I have spent a great portion of the past 8 years reading, but not writing. Mike recently started an email salon, whose current topic is orbiting around what Bill Readings has referred to as The University in Ruins. One of the many problems with our system of higher education is that it leaves so many of its graduates still unable to express themselves about anything but a sliver of their own opinion, and often that opinion is attached to a topic about which most people know nothing – and care for only a little bit less.

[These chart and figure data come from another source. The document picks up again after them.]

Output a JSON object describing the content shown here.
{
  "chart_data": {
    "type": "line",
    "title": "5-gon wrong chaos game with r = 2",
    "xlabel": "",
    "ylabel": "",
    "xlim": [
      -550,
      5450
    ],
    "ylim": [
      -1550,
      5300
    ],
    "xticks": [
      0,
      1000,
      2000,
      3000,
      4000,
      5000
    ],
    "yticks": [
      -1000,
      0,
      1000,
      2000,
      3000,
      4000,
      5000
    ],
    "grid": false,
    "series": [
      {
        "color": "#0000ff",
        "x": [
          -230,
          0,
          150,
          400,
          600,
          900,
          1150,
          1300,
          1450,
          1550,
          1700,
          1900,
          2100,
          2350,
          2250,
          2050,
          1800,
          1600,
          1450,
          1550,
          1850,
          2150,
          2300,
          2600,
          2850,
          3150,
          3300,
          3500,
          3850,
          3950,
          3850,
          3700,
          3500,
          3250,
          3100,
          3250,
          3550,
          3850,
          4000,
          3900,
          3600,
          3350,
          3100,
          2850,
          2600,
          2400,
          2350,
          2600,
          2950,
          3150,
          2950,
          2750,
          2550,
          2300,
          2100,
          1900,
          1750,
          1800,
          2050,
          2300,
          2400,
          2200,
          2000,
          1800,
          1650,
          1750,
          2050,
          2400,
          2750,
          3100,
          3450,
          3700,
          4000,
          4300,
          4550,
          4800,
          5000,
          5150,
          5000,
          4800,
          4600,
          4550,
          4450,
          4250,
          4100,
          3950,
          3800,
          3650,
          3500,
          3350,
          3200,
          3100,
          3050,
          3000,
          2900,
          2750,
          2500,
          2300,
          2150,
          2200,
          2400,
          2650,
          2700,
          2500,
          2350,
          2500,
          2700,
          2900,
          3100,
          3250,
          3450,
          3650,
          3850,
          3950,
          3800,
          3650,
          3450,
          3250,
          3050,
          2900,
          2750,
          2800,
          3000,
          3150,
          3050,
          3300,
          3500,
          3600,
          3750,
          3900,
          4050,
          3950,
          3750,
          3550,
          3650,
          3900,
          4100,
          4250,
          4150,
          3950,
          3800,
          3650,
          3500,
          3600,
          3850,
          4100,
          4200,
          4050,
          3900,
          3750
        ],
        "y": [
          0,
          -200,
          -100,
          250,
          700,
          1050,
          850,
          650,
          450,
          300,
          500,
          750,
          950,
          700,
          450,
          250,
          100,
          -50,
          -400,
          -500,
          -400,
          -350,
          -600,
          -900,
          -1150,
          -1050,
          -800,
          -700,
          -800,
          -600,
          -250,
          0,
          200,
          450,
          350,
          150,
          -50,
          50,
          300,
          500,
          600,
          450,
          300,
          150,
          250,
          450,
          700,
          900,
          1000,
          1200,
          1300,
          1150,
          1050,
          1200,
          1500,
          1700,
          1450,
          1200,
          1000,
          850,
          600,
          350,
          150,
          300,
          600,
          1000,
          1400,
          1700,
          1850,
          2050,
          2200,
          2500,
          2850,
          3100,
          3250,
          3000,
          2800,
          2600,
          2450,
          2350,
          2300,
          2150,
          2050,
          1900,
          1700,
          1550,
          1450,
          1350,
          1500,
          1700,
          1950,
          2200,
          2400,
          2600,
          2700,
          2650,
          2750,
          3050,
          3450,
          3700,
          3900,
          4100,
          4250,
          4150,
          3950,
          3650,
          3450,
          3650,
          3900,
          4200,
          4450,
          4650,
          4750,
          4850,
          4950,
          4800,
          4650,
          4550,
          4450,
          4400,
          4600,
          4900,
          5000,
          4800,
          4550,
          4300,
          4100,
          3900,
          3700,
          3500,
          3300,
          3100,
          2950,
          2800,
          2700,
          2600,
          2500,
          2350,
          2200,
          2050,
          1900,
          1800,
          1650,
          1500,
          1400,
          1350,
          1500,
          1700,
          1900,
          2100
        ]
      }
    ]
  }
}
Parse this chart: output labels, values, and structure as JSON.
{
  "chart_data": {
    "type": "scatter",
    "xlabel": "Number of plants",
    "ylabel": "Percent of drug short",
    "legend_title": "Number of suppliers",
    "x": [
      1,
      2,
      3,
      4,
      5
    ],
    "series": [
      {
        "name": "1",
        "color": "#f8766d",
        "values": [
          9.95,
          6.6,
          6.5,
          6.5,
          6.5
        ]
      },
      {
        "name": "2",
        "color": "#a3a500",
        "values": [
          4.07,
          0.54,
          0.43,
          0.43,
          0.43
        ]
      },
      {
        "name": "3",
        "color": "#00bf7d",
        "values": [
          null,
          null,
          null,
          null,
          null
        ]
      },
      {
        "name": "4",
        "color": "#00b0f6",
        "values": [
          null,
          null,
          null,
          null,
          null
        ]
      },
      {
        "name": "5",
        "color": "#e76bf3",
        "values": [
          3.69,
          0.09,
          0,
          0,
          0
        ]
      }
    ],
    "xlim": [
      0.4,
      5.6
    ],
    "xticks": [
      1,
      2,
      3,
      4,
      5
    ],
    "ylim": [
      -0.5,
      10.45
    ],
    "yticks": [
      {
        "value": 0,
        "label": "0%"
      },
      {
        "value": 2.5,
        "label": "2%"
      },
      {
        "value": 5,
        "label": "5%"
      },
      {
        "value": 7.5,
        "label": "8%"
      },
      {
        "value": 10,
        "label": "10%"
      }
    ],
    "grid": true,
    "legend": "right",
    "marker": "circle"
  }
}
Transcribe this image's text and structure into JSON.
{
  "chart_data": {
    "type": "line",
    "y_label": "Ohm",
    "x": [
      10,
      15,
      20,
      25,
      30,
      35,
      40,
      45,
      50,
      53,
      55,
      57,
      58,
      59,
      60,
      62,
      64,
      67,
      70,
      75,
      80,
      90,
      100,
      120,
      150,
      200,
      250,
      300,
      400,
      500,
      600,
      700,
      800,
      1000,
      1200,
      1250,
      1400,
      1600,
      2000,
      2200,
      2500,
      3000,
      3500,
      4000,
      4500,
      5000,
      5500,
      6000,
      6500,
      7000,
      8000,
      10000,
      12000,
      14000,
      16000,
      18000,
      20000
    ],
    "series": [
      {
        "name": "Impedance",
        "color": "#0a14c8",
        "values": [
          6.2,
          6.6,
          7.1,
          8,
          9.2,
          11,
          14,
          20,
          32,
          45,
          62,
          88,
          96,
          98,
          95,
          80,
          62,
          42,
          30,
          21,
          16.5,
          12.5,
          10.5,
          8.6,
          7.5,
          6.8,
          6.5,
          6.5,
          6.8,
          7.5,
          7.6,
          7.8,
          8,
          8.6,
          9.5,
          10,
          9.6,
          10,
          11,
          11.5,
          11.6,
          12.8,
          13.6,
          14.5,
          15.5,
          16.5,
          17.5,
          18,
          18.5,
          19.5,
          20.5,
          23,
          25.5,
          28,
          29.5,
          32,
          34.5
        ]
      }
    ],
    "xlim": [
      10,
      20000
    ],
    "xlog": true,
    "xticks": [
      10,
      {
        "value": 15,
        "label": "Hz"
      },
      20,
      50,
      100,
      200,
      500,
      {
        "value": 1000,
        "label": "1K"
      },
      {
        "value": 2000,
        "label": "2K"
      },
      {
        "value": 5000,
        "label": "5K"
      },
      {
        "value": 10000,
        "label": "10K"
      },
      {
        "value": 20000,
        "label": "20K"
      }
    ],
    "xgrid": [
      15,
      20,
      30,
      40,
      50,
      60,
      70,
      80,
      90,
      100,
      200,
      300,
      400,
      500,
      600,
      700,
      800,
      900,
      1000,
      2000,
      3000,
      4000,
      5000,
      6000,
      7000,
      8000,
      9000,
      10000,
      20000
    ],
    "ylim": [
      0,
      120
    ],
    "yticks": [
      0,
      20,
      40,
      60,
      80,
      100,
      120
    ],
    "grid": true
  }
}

In my case, despite a ‘minor’ and two years of something else, 120% of the credits I was supposed to earn has left me most capable of telling you how one might prove that Kepler’s formulas describing the elliptical orbit of bodies around a gravitational centre (not quite true when there’s more than two bodies) can be derived from Newton’s simple formulas describing the scale of the force exerted by gravity (less true near the speed of light). Yet I am far less able to express even the most basic of half-truths I have been gathering about the desperation of human life or the dizziness of our relations to one another from magazines, blogs, films, books, or best yet, the overflowing of conversation that have each in their share soaked up my ‘spare’ moments for the past 8 years.
So, here it is. The first shot over the bow of a planned 109 600 words. I have given myself three years at 100 words a day to learn how to half-express myself in digital ink. To become a writer who, at least when not travelling near the speed of light, hits somewhere near the truth. To shorten, sharpen, and swing a little more in my words, while I aim for sweet, sensible expression, out here among the multitude of bodies.
If I don’t trip up, I’ll try and stumble on something worth talking about, too.